Write the code files to your workspace.
drake_example("packages")
The new packages
folder now includes a file structure of a serious drake
project, plus an interactive-tutorial.R
to narrate the example. The code is also online here.
This small data analysis project explores some trends in R package downloads over time. The datasets are downloaded using the cranlogs package.
library(cranlogs)
cran_downloads(packages = "dplyr", when = "last-week")
## date count package
## 1 2018-03-09 12965 dplyr
## 2 2018-03-10 7093 dplyr
## 3 2018-03-11 6941 dplyr
## 4 2018-03-12 15044 dplyr
## 5 2018-03-13 15207 dplyr
## 6 2018-03-14 15459 dplyr
## 7 2018-03-15 15344 dplyr
Above, each count is the number of times dplyr
was downloaded from the RStudio CRAN mirror on the given day.
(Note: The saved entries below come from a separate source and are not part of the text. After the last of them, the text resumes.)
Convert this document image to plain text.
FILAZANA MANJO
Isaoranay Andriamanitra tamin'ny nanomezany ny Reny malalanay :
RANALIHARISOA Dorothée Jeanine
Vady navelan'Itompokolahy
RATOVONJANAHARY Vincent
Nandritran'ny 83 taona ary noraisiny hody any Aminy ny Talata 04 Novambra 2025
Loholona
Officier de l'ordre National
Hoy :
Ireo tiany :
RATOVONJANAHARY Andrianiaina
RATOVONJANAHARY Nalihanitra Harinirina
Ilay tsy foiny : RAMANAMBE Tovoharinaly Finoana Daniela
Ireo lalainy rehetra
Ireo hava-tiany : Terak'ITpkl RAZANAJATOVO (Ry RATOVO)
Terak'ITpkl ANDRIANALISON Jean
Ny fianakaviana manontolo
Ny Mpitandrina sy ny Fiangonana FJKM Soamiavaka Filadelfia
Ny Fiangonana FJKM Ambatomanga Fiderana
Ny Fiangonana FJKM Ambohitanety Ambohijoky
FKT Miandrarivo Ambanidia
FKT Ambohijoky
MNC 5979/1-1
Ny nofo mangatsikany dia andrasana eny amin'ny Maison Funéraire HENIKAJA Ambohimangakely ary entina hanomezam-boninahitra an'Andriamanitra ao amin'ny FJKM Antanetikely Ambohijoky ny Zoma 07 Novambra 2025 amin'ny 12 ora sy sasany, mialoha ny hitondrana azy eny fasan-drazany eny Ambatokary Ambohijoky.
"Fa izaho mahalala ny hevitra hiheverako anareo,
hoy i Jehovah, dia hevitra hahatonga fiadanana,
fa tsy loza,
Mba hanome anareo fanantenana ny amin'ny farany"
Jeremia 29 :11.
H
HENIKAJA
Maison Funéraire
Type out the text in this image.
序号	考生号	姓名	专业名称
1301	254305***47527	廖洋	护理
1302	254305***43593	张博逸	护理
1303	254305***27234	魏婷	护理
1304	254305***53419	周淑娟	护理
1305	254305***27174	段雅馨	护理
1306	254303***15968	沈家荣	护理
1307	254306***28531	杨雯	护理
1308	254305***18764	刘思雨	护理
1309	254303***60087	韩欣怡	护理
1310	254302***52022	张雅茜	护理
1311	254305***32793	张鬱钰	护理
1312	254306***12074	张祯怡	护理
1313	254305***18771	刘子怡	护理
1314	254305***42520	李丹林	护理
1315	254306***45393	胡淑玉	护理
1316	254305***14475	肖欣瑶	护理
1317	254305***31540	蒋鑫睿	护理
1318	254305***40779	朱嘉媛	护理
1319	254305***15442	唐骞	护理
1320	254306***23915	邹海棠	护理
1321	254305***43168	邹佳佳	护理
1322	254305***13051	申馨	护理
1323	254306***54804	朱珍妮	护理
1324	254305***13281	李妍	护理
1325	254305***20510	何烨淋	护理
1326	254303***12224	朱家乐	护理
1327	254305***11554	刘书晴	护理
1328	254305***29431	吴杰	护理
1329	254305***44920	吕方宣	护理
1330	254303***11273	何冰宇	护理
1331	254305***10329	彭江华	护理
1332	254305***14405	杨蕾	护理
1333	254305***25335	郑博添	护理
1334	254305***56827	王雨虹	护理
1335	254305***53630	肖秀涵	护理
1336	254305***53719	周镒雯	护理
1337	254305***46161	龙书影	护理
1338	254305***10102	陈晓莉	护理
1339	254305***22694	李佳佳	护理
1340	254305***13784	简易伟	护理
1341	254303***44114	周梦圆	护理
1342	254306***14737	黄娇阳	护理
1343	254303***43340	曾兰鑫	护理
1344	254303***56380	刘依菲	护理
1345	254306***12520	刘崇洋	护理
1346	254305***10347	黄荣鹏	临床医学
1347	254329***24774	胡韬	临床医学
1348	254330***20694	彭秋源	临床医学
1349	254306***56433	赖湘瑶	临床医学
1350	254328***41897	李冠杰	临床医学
To stay up to date with the latest download statistics, we need to refresh the data frequently. With drake
, we can bring all our work up to date without restarting everything from scratch.
First, we load the required packages. Drake
knows about the packages you install and load.
library(drake)
library(cranlogs)
library(ggplot2)
library(knitr)
library(plyr)
We want to explore the daily downloads from these packages.
package_list <- c(
"knitr",
"Rcpp",
"ggplot2"
)
We plan to use the cranlogs package. The data frames older
and recent
will contain the number of daily downloads for each package from the RStudio CRAN mirror.
data_plan <- drake_plan(
recent = cran_downloads(packages = package_list, when = "last-month"),
older = cran_downloads(
packages = package_list,
from = "2016-11-01",
to = "2016-12-01"
),
strings_in_dots = "literals"
)
data_plan
## # A tibble: 2 x 2
## target command
## <chr> <chr>
## 1 recent "cran_downloads(packages = package_list, when = \"last-month\")"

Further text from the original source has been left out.